Atari co-founder Ted Dabney has passed away at age 81.
The news was revealed via a Facebook post from video game historian Leonard Herman. He described Dabney as a dear friend, but he did not elaborate on the circumstances of his death. However, Dabney had reportedly been suffering from esophageal cancer and elected to forgo treatment.
Dabney had previously worked for Bank of America and Hewlett-Packard before joining Ampex in 1961. There, he worked on early models of video imagery products that were similar to the first machines used for arcade video games. That’s also where he met Nolan Bushnell. It was Bushnell who had the vision of creating a carnival-like pizza parlor complete with animatronic amusements and technological games. Dabney and Bushnell formed a partnership under the name of Syzygy and set-out to create a game similar to the revolutionary 1962 title, Spacewar.
The pair eventually changed the name of the company to Atari Inc. after discovering that there was a corporation conflict with the Syzygy name. Together, they created the highly-successful 1971 arcade title, Computer Space. More importantly, Dabney’s work on Computer Space was partially used as the technical basis for the next Atari game, Pong.

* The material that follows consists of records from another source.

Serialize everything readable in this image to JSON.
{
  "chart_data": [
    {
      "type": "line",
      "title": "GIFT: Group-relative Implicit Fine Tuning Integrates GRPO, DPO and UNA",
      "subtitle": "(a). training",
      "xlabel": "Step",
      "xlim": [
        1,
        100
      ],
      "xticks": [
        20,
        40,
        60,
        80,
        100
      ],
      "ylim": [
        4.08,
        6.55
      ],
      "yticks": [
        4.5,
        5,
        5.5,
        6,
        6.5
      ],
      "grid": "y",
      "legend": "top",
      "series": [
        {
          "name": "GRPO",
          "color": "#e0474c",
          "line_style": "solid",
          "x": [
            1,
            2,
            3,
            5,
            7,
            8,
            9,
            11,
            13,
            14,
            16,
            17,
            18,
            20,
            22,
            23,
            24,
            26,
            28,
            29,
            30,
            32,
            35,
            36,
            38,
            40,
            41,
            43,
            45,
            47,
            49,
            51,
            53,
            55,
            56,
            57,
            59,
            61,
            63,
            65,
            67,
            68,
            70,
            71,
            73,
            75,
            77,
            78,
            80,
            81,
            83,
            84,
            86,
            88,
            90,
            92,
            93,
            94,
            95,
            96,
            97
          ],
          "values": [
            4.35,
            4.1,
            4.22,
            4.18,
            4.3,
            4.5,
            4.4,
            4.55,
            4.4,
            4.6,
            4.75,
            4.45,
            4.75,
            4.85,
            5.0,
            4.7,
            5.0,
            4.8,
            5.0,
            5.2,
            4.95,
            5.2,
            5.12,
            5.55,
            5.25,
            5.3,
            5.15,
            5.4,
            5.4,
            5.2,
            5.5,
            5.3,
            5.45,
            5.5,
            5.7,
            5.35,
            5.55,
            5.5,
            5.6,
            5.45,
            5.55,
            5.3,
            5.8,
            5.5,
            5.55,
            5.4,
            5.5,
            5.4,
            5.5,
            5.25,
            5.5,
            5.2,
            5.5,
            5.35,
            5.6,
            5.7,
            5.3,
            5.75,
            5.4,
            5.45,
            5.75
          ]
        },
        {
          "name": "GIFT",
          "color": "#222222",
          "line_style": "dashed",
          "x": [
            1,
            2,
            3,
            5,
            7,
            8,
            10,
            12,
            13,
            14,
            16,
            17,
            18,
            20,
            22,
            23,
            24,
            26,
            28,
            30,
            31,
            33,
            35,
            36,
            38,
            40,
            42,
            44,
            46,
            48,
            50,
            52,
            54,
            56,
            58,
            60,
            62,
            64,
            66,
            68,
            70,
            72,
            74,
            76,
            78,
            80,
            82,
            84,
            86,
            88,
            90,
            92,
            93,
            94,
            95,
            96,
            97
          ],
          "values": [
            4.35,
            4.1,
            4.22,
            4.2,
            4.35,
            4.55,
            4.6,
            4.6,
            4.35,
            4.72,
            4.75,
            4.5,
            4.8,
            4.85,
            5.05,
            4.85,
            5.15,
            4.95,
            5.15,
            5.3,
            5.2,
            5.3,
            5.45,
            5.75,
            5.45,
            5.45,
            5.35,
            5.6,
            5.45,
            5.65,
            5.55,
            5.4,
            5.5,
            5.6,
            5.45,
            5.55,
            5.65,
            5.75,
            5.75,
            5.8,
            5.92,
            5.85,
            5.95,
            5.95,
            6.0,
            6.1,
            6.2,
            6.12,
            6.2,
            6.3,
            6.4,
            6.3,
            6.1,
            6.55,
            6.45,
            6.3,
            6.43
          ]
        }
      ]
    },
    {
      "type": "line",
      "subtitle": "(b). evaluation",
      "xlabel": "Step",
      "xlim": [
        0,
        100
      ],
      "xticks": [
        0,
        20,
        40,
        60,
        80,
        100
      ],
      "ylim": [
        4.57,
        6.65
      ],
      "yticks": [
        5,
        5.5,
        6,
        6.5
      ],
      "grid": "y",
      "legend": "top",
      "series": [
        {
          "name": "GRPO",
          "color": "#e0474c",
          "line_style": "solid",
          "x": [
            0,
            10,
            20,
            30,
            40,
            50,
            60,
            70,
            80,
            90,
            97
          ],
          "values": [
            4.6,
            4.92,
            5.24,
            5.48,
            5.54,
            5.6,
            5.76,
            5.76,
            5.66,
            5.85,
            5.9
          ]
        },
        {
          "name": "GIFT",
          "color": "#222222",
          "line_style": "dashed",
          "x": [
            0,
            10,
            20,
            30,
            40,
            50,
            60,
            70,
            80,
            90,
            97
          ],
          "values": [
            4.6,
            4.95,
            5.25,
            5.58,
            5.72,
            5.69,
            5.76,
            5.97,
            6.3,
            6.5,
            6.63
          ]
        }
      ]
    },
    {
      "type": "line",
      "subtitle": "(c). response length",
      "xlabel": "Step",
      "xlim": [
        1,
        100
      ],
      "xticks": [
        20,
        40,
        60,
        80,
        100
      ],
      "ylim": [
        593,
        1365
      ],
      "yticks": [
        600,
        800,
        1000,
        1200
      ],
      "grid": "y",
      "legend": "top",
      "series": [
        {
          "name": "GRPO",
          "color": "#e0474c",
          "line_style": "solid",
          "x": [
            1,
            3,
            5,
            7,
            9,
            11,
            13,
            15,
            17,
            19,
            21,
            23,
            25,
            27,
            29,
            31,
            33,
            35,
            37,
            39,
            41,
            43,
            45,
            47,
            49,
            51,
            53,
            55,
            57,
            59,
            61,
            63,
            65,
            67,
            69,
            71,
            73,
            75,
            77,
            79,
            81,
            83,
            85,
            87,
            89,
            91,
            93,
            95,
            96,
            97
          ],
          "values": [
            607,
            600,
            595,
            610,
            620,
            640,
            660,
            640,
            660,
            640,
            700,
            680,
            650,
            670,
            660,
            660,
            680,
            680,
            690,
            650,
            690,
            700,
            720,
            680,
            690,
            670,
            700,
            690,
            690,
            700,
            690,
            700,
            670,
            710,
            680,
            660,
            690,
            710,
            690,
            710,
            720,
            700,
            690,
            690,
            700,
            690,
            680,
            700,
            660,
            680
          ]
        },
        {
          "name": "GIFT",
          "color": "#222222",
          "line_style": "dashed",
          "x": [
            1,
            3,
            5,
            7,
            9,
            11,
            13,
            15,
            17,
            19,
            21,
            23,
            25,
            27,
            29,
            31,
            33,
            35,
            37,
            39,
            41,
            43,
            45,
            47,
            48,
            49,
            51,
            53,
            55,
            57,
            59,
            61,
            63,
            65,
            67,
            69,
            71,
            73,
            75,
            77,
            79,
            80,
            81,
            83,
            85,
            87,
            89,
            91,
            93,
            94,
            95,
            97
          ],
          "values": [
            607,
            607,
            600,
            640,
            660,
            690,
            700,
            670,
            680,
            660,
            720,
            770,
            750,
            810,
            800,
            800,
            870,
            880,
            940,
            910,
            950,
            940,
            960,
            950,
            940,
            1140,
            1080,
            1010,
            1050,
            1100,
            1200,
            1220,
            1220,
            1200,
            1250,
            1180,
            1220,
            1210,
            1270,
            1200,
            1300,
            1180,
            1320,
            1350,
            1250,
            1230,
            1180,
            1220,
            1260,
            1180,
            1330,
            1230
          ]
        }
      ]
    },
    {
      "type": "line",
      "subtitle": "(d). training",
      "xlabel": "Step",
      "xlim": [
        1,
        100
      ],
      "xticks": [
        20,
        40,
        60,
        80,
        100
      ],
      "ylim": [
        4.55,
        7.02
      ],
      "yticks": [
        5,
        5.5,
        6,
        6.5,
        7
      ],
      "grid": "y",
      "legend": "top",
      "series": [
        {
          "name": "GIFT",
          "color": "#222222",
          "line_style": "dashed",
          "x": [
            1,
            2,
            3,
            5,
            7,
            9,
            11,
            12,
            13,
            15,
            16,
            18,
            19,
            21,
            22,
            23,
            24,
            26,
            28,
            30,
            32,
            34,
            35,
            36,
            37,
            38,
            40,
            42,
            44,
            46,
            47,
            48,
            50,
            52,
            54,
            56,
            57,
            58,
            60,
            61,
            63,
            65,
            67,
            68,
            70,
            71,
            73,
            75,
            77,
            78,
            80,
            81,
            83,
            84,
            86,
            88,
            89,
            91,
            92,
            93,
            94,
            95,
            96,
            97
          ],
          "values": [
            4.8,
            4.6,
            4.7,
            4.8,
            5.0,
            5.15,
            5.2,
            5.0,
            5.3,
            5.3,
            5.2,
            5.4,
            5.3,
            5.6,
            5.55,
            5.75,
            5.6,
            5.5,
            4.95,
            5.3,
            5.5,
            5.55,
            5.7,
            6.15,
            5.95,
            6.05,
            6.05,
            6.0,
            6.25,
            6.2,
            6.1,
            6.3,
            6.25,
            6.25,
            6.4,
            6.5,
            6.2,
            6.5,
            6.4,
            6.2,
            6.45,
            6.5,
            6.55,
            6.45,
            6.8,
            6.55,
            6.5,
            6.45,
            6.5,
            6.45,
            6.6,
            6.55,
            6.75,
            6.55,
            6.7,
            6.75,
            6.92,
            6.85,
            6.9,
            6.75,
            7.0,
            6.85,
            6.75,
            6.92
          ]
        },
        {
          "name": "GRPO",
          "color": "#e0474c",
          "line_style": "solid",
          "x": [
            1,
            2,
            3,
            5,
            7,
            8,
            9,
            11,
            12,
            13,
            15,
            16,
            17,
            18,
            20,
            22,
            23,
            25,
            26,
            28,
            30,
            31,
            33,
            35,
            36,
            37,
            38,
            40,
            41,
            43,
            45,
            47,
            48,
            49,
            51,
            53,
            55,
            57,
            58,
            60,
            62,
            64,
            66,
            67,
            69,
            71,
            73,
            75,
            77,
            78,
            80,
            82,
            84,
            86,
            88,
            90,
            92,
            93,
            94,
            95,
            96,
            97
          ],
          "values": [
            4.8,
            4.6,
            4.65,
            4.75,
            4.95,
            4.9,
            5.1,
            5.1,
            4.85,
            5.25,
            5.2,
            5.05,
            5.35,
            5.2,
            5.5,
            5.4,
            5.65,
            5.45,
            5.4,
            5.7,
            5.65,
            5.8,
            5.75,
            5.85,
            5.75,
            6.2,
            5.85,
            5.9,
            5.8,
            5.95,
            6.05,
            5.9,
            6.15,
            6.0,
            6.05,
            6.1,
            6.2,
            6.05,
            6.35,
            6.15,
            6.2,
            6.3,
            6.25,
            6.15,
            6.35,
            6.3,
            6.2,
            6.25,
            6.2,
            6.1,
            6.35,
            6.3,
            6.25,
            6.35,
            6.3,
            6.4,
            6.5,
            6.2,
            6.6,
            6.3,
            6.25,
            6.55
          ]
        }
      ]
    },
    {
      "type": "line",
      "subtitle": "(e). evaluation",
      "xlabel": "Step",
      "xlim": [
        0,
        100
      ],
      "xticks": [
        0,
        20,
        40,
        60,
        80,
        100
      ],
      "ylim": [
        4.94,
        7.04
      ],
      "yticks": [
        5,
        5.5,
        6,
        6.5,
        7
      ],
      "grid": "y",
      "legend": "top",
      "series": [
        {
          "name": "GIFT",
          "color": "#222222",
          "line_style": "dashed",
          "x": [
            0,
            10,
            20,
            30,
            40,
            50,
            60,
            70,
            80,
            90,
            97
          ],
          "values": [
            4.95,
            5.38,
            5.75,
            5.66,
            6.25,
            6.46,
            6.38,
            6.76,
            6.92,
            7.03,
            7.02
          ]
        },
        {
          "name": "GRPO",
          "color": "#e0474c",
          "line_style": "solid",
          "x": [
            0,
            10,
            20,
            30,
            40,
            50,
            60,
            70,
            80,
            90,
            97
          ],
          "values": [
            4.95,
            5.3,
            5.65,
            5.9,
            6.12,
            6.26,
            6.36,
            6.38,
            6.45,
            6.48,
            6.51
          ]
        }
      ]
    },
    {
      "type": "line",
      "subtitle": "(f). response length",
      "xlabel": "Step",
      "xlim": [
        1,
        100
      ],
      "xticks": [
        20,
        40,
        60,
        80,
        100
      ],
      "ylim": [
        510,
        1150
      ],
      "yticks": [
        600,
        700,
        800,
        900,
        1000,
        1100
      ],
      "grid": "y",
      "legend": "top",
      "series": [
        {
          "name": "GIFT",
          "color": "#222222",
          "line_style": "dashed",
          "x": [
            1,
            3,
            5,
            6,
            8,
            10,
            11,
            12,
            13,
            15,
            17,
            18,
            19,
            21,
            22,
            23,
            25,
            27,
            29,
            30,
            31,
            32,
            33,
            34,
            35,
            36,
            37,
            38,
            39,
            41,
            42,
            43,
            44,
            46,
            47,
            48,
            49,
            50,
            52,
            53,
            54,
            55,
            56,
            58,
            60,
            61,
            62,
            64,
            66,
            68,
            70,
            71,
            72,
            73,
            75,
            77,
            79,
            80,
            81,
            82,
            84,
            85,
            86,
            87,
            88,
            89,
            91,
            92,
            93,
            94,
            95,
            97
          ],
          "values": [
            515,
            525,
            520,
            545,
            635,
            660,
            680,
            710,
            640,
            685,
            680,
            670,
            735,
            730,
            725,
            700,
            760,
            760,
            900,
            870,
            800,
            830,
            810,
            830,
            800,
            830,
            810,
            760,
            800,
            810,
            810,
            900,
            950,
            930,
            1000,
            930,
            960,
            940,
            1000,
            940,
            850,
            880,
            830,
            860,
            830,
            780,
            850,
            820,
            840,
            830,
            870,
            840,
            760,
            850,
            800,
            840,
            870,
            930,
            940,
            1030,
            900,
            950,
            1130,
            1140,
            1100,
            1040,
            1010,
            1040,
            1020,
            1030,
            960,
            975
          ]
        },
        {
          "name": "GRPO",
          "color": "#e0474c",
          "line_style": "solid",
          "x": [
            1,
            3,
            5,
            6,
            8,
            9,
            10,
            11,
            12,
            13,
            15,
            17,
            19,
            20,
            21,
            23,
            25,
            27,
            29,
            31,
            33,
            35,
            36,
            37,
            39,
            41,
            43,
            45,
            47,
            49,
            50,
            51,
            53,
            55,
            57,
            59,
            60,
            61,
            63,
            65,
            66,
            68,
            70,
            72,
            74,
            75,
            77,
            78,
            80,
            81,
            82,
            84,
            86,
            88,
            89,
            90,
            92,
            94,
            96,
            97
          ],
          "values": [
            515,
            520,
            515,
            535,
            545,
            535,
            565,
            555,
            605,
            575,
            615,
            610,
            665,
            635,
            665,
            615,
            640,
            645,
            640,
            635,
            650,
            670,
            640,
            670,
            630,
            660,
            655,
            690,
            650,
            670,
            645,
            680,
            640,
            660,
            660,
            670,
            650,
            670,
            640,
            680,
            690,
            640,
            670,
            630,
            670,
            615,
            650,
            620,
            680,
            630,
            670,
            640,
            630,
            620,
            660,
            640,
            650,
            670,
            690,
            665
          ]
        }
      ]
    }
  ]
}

You may be wondering why you’ve probably heard of the name Nolan Bushnell but not Ted Dabney. Well, that’s because Dabney left the company in 1973 not long after the release of Pong. There are some conflicting stories regarding what happened, but Dabney had previously stated during an interview that Bushnell forced him out of the business somewhat by threatening to transfer Dabney’s assets to another company and leave him with nothing.
Dabney lived a relatively quiet life after that. He worked in technology for a while, but he eventually purchased and operated a grocery store alongside his wife. His name isn’t regularly invoked when talking about the great figures in gaming history, but his technological developments helped form the foundation of the entire industry.